Through authors as diverse as Schiller, Novalis, Kotzebue, Georg Forster, Rahel Varnhagen, Karoline von Günderrode, Annette von Droste-Hülshoff, and Wilhelm Raabe, we come to Gottfried Keller, who deeply struggled with his famous novel “The Green Heinrich.” The book was published in installments, three parts were already available, but he couldn’t bring himself to write the fourth. His Braunschweig publisher threatened to sue him for breach of contract if he didn’t deliver. And so, as he confesses in a letter, he “scrambled” the novel to the end “literally in tears.” It is the story of a prevented artist who ends up killing himself.

The novel was not a success when it was published in 1855. Except for a few friends who praise him, there is no response. At least he later managed to write successful books, especially with “The People of Seldwyla”. In 1861 he himself became the first state clerk of the canton of Zurich – and then the question arose again as to what would become of “Green Heinrich”. He reworks it to suit his newly acquired position.
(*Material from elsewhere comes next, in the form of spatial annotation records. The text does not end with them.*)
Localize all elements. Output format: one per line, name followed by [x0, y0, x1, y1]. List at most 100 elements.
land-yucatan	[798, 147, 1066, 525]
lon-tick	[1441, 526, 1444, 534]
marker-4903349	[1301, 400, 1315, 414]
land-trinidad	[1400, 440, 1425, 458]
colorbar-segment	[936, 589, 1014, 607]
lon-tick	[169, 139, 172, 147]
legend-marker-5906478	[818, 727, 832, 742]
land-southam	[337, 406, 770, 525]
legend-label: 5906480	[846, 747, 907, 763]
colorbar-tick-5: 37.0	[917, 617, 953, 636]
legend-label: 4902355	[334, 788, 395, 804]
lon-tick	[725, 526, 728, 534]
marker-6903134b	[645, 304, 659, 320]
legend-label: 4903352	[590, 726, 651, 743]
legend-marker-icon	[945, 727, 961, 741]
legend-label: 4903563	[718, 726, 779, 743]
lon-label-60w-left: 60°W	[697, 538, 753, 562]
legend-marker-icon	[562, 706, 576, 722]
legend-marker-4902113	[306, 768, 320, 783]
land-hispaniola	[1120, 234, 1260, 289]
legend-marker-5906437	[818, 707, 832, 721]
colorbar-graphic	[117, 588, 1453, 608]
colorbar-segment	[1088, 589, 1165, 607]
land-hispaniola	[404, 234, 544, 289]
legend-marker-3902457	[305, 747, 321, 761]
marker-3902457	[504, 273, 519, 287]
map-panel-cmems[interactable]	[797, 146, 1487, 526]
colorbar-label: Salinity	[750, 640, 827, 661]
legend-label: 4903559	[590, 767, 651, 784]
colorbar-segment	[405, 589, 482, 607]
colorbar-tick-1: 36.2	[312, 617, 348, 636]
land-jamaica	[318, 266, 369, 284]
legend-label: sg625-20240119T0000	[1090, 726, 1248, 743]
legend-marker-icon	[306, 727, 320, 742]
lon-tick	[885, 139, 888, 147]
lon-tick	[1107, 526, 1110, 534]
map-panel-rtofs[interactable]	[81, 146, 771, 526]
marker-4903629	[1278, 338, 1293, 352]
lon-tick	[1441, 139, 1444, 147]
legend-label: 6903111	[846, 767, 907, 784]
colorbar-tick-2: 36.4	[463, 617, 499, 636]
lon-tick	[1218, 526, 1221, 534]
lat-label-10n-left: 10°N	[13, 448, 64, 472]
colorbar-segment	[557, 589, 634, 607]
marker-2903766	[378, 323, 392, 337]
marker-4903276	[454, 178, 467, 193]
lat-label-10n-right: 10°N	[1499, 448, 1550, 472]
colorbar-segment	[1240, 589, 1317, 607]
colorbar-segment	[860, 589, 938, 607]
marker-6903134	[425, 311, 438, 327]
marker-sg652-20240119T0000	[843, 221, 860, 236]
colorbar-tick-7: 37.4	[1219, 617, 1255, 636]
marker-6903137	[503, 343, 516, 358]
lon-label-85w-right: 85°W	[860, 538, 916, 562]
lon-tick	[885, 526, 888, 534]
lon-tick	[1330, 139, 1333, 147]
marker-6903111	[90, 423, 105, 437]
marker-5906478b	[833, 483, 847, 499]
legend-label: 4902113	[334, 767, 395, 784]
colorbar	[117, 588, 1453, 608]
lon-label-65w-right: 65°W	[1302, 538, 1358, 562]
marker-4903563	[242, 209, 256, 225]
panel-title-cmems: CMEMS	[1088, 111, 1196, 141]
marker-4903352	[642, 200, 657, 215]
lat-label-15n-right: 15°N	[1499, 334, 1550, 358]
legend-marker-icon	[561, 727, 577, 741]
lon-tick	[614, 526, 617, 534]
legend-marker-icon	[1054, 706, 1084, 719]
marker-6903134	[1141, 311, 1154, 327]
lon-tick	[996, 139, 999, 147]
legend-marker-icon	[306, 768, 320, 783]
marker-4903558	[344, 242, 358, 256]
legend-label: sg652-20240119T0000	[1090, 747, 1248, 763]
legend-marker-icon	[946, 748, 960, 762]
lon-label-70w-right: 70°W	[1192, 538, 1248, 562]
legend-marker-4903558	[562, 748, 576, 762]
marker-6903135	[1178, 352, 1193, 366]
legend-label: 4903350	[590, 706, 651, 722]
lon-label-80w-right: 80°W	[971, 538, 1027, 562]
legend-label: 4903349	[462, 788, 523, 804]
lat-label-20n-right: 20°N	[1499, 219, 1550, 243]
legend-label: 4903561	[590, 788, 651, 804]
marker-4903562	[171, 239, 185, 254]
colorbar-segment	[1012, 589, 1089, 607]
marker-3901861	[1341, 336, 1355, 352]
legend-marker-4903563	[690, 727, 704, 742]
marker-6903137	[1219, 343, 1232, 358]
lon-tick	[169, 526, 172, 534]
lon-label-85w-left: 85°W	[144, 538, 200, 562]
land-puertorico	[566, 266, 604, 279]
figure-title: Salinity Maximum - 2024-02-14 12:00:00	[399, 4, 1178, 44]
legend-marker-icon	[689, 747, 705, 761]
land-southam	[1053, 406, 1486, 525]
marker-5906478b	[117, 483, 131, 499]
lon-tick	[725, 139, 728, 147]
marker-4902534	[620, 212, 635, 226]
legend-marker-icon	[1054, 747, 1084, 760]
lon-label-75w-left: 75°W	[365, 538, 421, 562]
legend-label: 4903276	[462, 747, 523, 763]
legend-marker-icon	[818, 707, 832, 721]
Bellin: “Now he smoothes it out, erases the immediate, also softens the drasticness of the first version, deletes views critical of the time about school, state and church…” The Green Heinrich also no longer kills himself as a failed artist, but goes into local politics (like Keller himself). This fits with the self-image of his Swiss compatriots – and this second, much weaker version becomes a great success.

No pulp writer can imagine the voltes that run through poets’ lives. Theodor Fontane, for example, is one of those people who keeps twisting and turning just to stay in the game. An ardent supporter of the revolution in 1848, he soon became the author of the reactionary “Kreuzzeitung” and accepted a position in the government press department in Prussia. Some people now think of him as a censor. He successfully covers his tracks and no longer wants to be recognized today as who he was yesterday. He has hardly any success with his books.

And then the creative miracle at the age of 70, which no one expected anymore, least of all he himself. Fontane now writes 17 novels that can (and should) still be read today. How can it be explained that he suddenly succeeds in creating characters like Effi Briest or Jenny Treibel? Maybe it’s because as he gets older he stops showing false considerations and simply writes the truth about people who get into entanglements from which they can no longer free themselves.

Others were more consistent, such as Adalbert Stifter, author of the book “After Summer,” which is so modern from today’s perspective, which praised Friedrich Nietzsche, but was alone in doing so. Bellin listens to the final chord of this unhappy existence: “At last he lived, tied to bed, destroyed by grief and bitterness, moving at breakneck speed towards the razor.” In January 1868, Stifter cut his own throat.

Thanks to Bellin’s portrait art, we come dangerously close to them, both the successful and the unsuccessful authors. They are all equally admirable in their own way. Because beyond external success, which seems to be purely a matter of luck, they inhabit their own “counterworld”. You probably can’t achieve more or anything higher in life.

Klaus Bellin: Counterworlds. Poet between Goethe and Fontane, Quartus, 152 pages, br., €14.90.